Travlang Travel Guide

Travlang's Guide to International Travel

Tuol Sleng Museum – The Museum of Genocidal Crimes

The Tuol Slang Museum in Phnom Penh, the capital of Cambodia was used as the torture centre of the criminals in the city in late 1970’s. Today the building abode reveals the paintings and the photographs of many criminals. Visitors can take an account of the

Tuol Sleng Museum

crude cells which are fabricated in the classrooms. The torture contrivances used up by the officers are still kept in the Stalinesque sluice of the management. The museum is open daily from 8 am to 11 am and 2:30 pm to 5 pm. When you make a visit to Phnom Penh you are advised to stopover Tuol Sleng Museum. The museum is commonly known as S-21.

When you make visit to this place you must go to the waterside long after the dusk. You will surely praise the panorama of this water edge. You can also take some images of situate. In the recent time the classrooms of this museum have been rehabilitated to the cells. You will come across the barbed wires that were stung up on the walkways to avert the captives from obligating a suicide. You will find ample of rooms that take in the irksome black and white images of the captives.

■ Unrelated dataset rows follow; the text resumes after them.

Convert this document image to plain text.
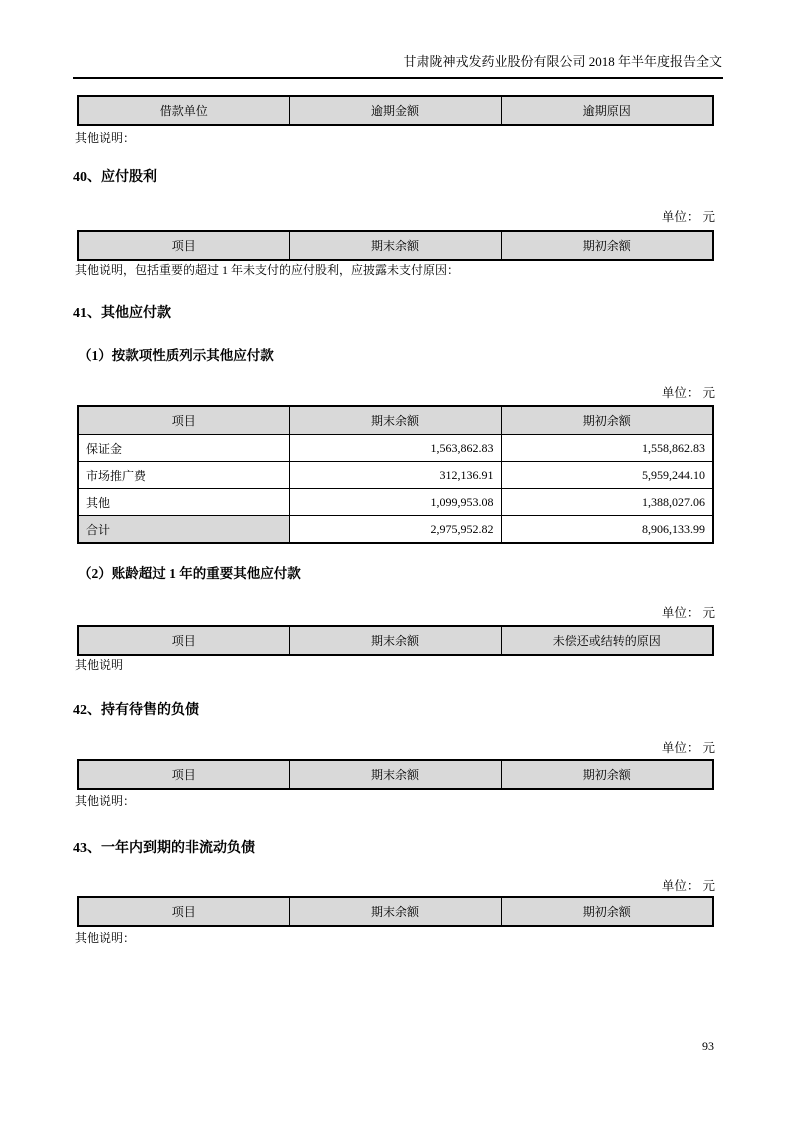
甘肃陇神戎发药业股份有限公司 2018 年半年度报告全文
借款单位	逾期金额	逾期原因
其他说明：
40、应付股利
单位： 元
项目	期末余额	期初余额
其他说明，包括重要的超过 1 年未支付的应付股利，应披露未支付原因：
41、其他应付款
（1）按款项性质列示其他应付款
单位： 元
项目	期末余额	期初余额
保证金	1,563,862.83	1,558,862.83
市场推广费	312,136.91	5,959,244.10
其他	1,099,953.08	1,388,027.06
合计	2,975,952.82	8,906,133.99
（2）账龄超过 1 年的重要其他应付款
单位： 元
项目	期末余额	未偿还或结转的原因
其他说明
42、持有待售的负债
单位： 元
项目	期末余额	期初余额
其他说明：
43、一年内到期的非流动负债
单位： 元
项目	期末余额	期初余额
其他说明：
93
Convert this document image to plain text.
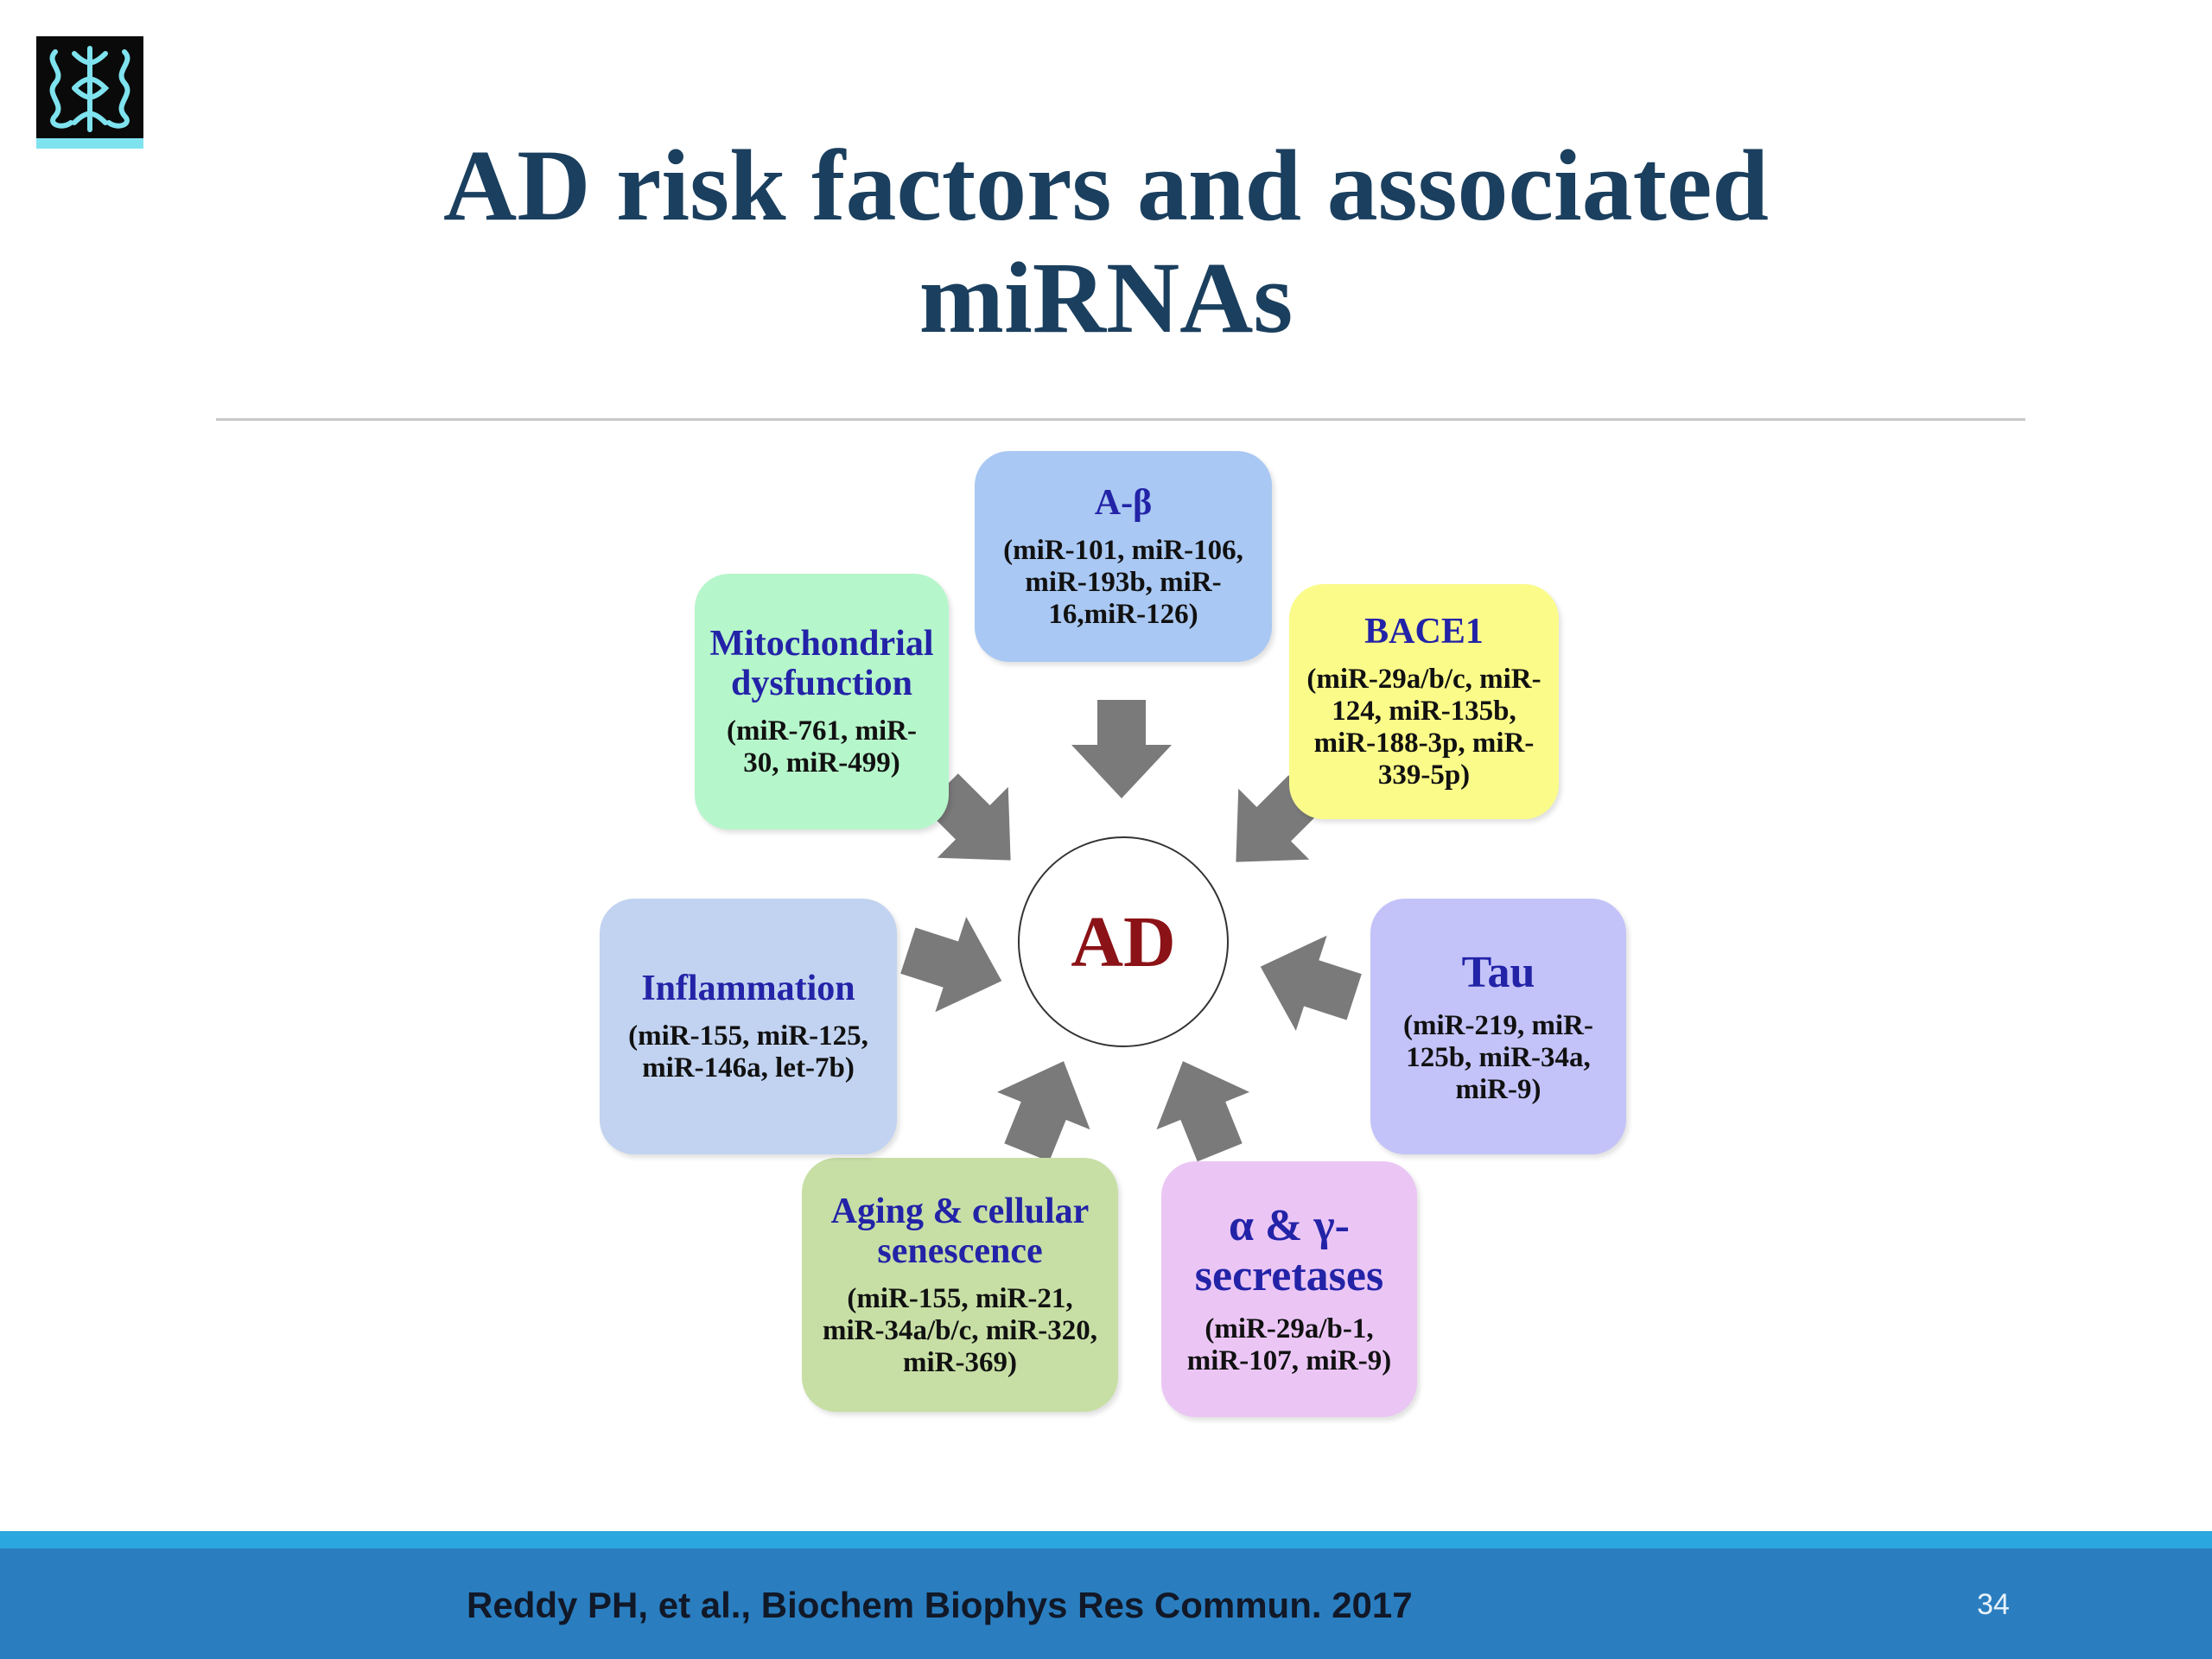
AD risk factors and associated
miRNAs
AD
A-β
(miR-101, miR-106, miR-193b, miR-16,miR-126)	BACE1
(miR-29a/b/c, miR-124, miR-135b, miR-188-3p, miR-339-5p)
Tau
(miR-219, miR-125b, miR-34a, miR-9)
α & γ-secretases
(miR-29a/b-1, miR-107, miR-9)
Aging & cellular senescence
(miR-155, miR-21, miR-34a/b/c, miR-320, miR-369)
Inflammation
(miR-155, miR-125, miR-146a, let-7b)
Mitochondrial dysfunction
(miR-761, miR-30, miR-499)
Reddy PH, et al., Biochem Biophys Res Commun. 2017	34
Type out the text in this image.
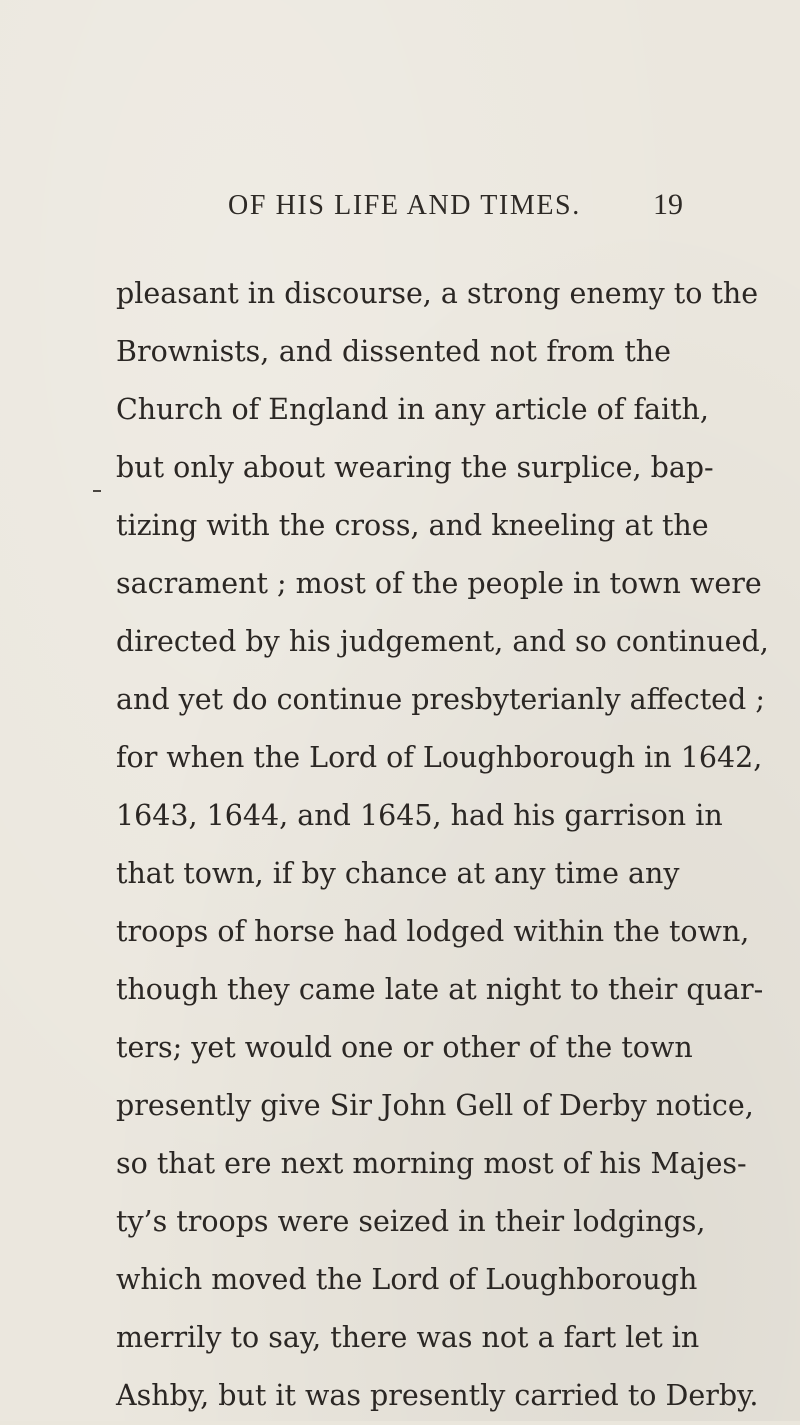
OF HIS LIFE AND TIMES. 19
pleasant in discourse, a strong enemy to the
Brownists, and dissented not from the
Church of England in any article of faith,
but only about wearing the surplice, bap-
tizing with the cross, and kneeling at the
sacrament ; most of the people in town were
directed by his judgement, and so continued,
and yet do continue presbyterianly affected ;
for when the Lord of Loughborough in 1642,
1643, 1644, and 1645, had his garrison in
that town, if by chance at any time any
troops of horse had lodged within the town,
though they came late at night to their quar-
ters; yet would one or other of the town
presently give Sir John Gell of Derby notice,
so that ere next morning most of his Majes-
ty’s troops were seized in their lodgings,
which moved the Lord of Loughborough
merrily to say, there was not a fart let in
Ashby, but it was presently carried to Derby.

The images kept in this museum of Cambodia are really upsetting.  The structure of this museum is well – preserved since the year 1979. The management kept a good account of the thousands of snaps. Some rooms of this museum are now lined up from the floor to its ceiling with these snaps of the criminals who conceded through this prison. Several rooms contain only a rusted framework of a bed. But the images are the common features of these rooms also. The snaps of the captives hung up in these rooms represent the maimed body of the prisoners which are chained to the bed.

Other rooms of this museum keep an account of the instruments used by the officers to torture the criminals. They are escorted by the art pieces of the popular painter – Vann Nath. The artifacts of this popular painter indicate to the torture faced by the criminals of Phnom Penh. Today this museum is opened for the people along the Killing Fields and is serving as the centre of interest to the entire tourist who comes to Cambodia.

I think that it is a spot that you must visit to come across the rudeness of men. The place will make you realize that how cruel a man can be!